This was it. The moment we’d been waiting for, the confirmation of the editorial dream. That, as an editor, it’s your ‘eye’ that spots a great manuscript amongst the multitude which you then tirelessly and passionately champion through publishing meetings, through sales and marketing meetings and finally publish to great critical acclaim and spark a whole raft of wannabes, lookalikes that piggyback on your sales but never reach the dizzy heights of yours, your baby.
Admittedly, those pesky Nielsen figures of competition can crush your dream at the very first meeting:
‘A book about a boy wizard, you say?’
‘Yes, it’s completely brilliant, and completely different to anything anyone else is publishing at the moment – it will be huge!’
‘Sales show no one wants to buy books about boy wizards.’
‘But…’
‘Sorry, not good enough. Next!’
No, sometimes ‘editorial vision’ isn’t enough, but our gurus insisted that it is still the central tenet of their professional practice. Yes, they now have fancy sales figure machines at their fingertips, but the best publishing is as a result of strong editorial vision seeing a book through from commissioning to publication. One editor saw that vampire manuscript, saw that no one else was catering to lovestruck teenage girls in that way and started a global vampire love-in. How traditional.

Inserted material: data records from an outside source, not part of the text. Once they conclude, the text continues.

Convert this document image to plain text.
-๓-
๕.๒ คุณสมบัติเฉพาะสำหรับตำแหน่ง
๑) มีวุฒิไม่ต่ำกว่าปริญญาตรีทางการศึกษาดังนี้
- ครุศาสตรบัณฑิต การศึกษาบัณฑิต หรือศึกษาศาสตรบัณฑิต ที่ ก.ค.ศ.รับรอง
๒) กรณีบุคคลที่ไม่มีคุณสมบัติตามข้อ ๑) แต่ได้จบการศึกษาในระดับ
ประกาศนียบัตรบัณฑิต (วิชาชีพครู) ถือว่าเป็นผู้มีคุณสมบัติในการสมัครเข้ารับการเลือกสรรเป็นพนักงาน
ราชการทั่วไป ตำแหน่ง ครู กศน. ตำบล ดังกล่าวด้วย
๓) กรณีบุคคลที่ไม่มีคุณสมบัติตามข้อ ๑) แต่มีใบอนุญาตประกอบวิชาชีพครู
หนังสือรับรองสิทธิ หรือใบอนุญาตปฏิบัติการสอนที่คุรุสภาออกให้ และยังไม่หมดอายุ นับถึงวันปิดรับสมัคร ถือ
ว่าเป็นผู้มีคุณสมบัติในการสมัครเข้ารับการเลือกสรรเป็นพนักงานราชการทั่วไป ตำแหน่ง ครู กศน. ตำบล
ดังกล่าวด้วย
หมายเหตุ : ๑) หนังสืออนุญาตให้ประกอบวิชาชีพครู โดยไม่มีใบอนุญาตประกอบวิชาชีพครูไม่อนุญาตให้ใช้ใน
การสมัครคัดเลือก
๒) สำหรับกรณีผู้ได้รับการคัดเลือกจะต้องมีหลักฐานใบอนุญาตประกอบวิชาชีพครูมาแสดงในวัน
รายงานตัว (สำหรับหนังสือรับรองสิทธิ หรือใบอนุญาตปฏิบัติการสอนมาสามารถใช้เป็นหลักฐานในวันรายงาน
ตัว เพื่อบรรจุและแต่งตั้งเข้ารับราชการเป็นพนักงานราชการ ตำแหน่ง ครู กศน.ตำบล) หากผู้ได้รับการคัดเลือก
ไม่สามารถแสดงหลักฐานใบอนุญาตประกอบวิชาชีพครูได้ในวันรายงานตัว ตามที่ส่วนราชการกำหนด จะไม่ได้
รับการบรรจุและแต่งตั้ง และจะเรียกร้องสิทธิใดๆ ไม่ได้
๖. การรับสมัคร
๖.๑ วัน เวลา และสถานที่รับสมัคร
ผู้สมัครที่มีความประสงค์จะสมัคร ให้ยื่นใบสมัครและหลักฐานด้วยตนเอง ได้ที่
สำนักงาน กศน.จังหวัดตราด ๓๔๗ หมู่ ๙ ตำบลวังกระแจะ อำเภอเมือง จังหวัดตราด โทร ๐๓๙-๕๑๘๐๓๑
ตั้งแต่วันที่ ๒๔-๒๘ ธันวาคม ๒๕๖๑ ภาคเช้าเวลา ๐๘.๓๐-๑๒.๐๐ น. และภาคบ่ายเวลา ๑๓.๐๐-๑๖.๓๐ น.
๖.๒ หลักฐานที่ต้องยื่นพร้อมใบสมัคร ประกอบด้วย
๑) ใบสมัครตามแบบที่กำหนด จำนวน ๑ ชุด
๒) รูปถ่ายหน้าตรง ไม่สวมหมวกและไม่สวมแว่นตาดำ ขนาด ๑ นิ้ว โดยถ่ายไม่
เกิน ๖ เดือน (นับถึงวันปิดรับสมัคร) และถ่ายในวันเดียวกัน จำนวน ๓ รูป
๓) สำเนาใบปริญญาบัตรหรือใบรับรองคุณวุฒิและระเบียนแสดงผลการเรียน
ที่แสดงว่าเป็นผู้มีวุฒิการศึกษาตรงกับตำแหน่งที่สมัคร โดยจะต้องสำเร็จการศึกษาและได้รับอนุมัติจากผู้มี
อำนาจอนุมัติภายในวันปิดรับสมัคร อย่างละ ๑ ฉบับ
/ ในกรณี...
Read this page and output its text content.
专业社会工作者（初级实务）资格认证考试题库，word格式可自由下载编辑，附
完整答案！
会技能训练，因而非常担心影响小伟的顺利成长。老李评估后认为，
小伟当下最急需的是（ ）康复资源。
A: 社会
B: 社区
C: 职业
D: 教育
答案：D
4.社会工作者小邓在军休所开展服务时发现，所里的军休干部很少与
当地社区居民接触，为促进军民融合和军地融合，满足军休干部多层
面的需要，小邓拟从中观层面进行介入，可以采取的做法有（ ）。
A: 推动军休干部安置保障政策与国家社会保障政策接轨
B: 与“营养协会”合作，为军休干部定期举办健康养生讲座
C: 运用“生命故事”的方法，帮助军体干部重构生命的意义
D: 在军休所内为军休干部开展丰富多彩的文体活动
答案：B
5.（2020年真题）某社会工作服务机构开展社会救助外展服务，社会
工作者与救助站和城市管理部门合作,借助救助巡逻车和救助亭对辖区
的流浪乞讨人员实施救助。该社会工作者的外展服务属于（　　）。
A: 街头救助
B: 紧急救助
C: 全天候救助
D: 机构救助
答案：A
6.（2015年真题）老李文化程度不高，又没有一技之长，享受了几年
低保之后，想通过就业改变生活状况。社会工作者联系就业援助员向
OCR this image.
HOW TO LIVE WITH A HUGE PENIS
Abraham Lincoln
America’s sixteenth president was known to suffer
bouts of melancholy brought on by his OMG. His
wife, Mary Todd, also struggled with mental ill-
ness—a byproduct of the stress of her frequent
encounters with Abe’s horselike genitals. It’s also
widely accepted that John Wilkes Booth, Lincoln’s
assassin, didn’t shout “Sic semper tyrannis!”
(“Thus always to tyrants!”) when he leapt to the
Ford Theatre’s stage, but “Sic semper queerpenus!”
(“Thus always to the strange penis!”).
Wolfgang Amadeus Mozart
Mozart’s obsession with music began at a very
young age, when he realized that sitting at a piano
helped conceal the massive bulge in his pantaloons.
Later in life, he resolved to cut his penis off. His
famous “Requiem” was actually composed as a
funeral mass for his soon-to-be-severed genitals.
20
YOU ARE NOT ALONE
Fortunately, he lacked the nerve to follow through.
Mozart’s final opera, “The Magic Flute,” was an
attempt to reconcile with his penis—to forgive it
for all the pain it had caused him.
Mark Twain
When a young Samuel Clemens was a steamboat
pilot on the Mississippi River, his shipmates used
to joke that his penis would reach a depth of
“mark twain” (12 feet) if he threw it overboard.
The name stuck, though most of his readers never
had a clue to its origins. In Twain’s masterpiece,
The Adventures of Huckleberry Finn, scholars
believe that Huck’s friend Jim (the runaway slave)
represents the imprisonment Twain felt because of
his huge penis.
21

(Interestingly, it was only at this point in the proceedings that we got on to ‘editing the bestsellers’. As high-up, top-dog, big-cheese types, all three panellists lamented that no part of their working day was spent actually editing books anymore. Office time is time for meetings and phone calls and emails. Editing still gets done, but it’s done at home, on evenings and weekends. A bit like Geography teachers marking their homework, but way, way more exciting.)
So I end 2009 on a high, an uplifting, galvanising call to a renewed commitment to quality, and trust in editorial vision for 2010. A return to the glory days, or is it simply semper idem?

Very interesting! So I guess the only guideline publishers/editors can ever really have to what might work in two years’ time is – do they, personally, think it’s good?
Back to square one, I guess, but in a reassuring way: taste and talent (as an editor) are allowed to come in to these decisions after all.